Laplace (Gaussian) approxiation¶

This is a widely used technique for Gaussian approximation to a posterior distribution. Which is reasonable since the posterior ofthen becomes Gaussian-like as the sample size increases.

We are interested to find the posterior

\[p(\theta|D ) = \frac{1}{Z} e^{-E(\theta)}\]
  • \(\theta \in R^D\)

  • \(E(\theta) = - \log p(\theta,D)\) is called the energy function and it is equal to the negative log of the unormalized log posterior

  • \(Z = p(D)\) is the normalization constant.

If we Tailor expand expand the energy function at the mode \(\theta^*\) we get:

\[E(\theta) \approx E(\theta^*) + (\theta - \theta^*)^Tg + \frac{1}{2}(\theta - \theta^*)^T H (\theta - \theta^*)\]
  • \(g \triangleq \nabla E(\theta)|_{\theta^*}\) is the gradient of the energy function at the mode

  • \(H \triangleq \frac{\partial^2 E(\theta)}{\partial \theta \partial \theta^T}|_{\theta^*}\) is the Hessian of the energy function evaluated at the mode

Since \(\theta^*\) is the mode, thus the gradient is zero we can simplify this into:

\[\begin{split} \hat{p}(\theta, D) = e^{-E(\theta^*)}[-\frac{1}{2} (\theta - \theta^*)^T H (\theta - \theta^*)] \\ \hat{p}(\theta|D) = \frac{1}{Z} \hat{p}(\theta,D) \propto N(\theta| \theta^*, H^{-1}) \\ Z = e^{-E(\theta^*)} (2\pi)^{D/2} |H|^{-\frac{1}{2}} \end{split}\]

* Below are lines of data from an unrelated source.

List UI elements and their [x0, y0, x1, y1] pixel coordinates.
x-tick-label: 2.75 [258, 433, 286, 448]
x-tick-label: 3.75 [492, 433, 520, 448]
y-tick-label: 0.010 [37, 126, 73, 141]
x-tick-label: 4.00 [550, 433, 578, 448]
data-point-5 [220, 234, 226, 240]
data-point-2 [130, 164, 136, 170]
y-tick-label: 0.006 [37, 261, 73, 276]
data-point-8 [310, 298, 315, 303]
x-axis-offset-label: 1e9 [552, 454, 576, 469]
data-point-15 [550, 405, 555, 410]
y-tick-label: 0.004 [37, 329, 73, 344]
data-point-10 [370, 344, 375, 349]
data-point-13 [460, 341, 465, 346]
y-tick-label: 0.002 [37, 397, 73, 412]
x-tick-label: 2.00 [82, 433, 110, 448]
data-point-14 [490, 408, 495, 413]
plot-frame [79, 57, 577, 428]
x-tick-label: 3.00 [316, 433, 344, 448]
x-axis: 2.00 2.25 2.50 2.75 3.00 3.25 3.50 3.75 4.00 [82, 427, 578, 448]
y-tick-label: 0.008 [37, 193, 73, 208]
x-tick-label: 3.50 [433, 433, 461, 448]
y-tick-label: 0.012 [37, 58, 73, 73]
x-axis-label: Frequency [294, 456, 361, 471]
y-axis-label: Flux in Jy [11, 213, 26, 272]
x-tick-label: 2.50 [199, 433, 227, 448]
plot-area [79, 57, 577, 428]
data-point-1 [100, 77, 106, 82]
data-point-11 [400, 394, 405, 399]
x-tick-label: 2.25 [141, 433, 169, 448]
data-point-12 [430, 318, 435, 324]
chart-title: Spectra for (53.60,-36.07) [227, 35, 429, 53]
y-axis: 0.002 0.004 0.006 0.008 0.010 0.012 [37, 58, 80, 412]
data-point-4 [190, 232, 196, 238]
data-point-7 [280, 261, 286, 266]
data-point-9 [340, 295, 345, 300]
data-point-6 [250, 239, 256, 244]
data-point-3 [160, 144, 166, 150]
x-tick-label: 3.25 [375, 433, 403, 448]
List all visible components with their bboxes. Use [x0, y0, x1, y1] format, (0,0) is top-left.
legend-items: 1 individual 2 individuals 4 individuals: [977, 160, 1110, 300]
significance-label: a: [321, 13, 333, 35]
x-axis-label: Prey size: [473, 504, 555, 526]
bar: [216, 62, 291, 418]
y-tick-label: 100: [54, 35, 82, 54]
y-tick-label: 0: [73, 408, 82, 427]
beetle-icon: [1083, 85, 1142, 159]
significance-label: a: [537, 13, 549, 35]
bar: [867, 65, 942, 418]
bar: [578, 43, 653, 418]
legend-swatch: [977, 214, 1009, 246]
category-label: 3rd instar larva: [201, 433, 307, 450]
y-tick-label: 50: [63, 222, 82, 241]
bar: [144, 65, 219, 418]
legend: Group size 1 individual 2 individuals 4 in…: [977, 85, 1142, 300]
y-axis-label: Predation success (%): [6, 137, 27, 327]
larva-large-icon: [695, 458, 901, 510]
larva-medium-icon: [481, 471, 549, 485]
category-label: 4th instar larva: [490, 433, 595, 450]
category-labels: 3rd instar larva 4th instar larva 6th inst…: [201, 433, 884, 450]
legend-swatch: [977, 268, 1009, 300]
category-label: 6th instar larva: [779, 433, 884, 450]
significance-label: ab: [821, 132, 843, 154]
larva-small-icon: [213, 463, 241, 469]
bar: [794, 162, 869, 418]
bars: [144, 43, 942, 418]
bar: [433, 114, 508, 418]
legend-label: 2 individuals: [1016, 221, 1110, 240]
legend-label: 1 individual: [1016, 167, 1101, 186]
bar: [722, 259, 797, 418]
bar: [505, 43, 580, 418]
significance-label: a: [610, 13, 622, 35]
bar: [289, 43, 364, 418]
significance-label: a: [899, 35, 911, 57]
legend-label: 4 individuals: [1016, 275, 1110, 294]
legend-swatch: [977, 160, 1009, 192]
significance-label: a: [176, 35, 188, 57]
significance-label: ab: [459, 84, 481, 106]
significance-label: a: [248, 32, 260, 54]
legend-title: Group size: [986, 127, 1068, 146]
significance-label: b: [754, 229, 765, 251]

Which is just a Gaussian approximation to the posterior, where the mean of the Gaussian is the mode, and the curvature is given by the inverse of the Hessian at the mode.

This approximation is reasonable since the posterior becomes Gaussian-like if the sample size increases.

Another View¶

We assume that an unnormalized probability density \(P^*(x)\) whose normalizing constant is:

\[Z_P \equiv \int P^* (x)dx\]

and has a peak at point \(x_0\). We then Taylor-expand the logarithm of \(P^*(x)\) arround this peak:

\[\ln P^{*}(x) \simeq \ln P^{*}(x_0) - \frac{c}{2} (x - x_{0})^2 + \cdots \]

where \(c = \frac{\partial ^2}{\partial x^2} \ln P^{*}(x)|_{x = x_0}\)

Then we approximate \(P^*(x)\) by an unnormalized Gaussian

\(Q(x) \equiv P^*(x_0) \exp [- \frac{c}{2}(x - x_0)^2]\)

Next we approximate the normalization constnat \(Z_P\) by the normalizing constant of the Gaussian.

\[Z_Q = P^{*} (x_0) \sqrt{\frac{2 \pi}{c}} \]

Now we can use Q to make prediction. This is widely-used in physics and it is know as the saddle-point approximation.

The Laplace approximation is basis-dependent: if \(x\) is transformed to a nonlinear function \(u(x)\) and the density is transformed to \(P (u) = P (x) |dx/du|\)

This procedure can be generalized into higher dimension.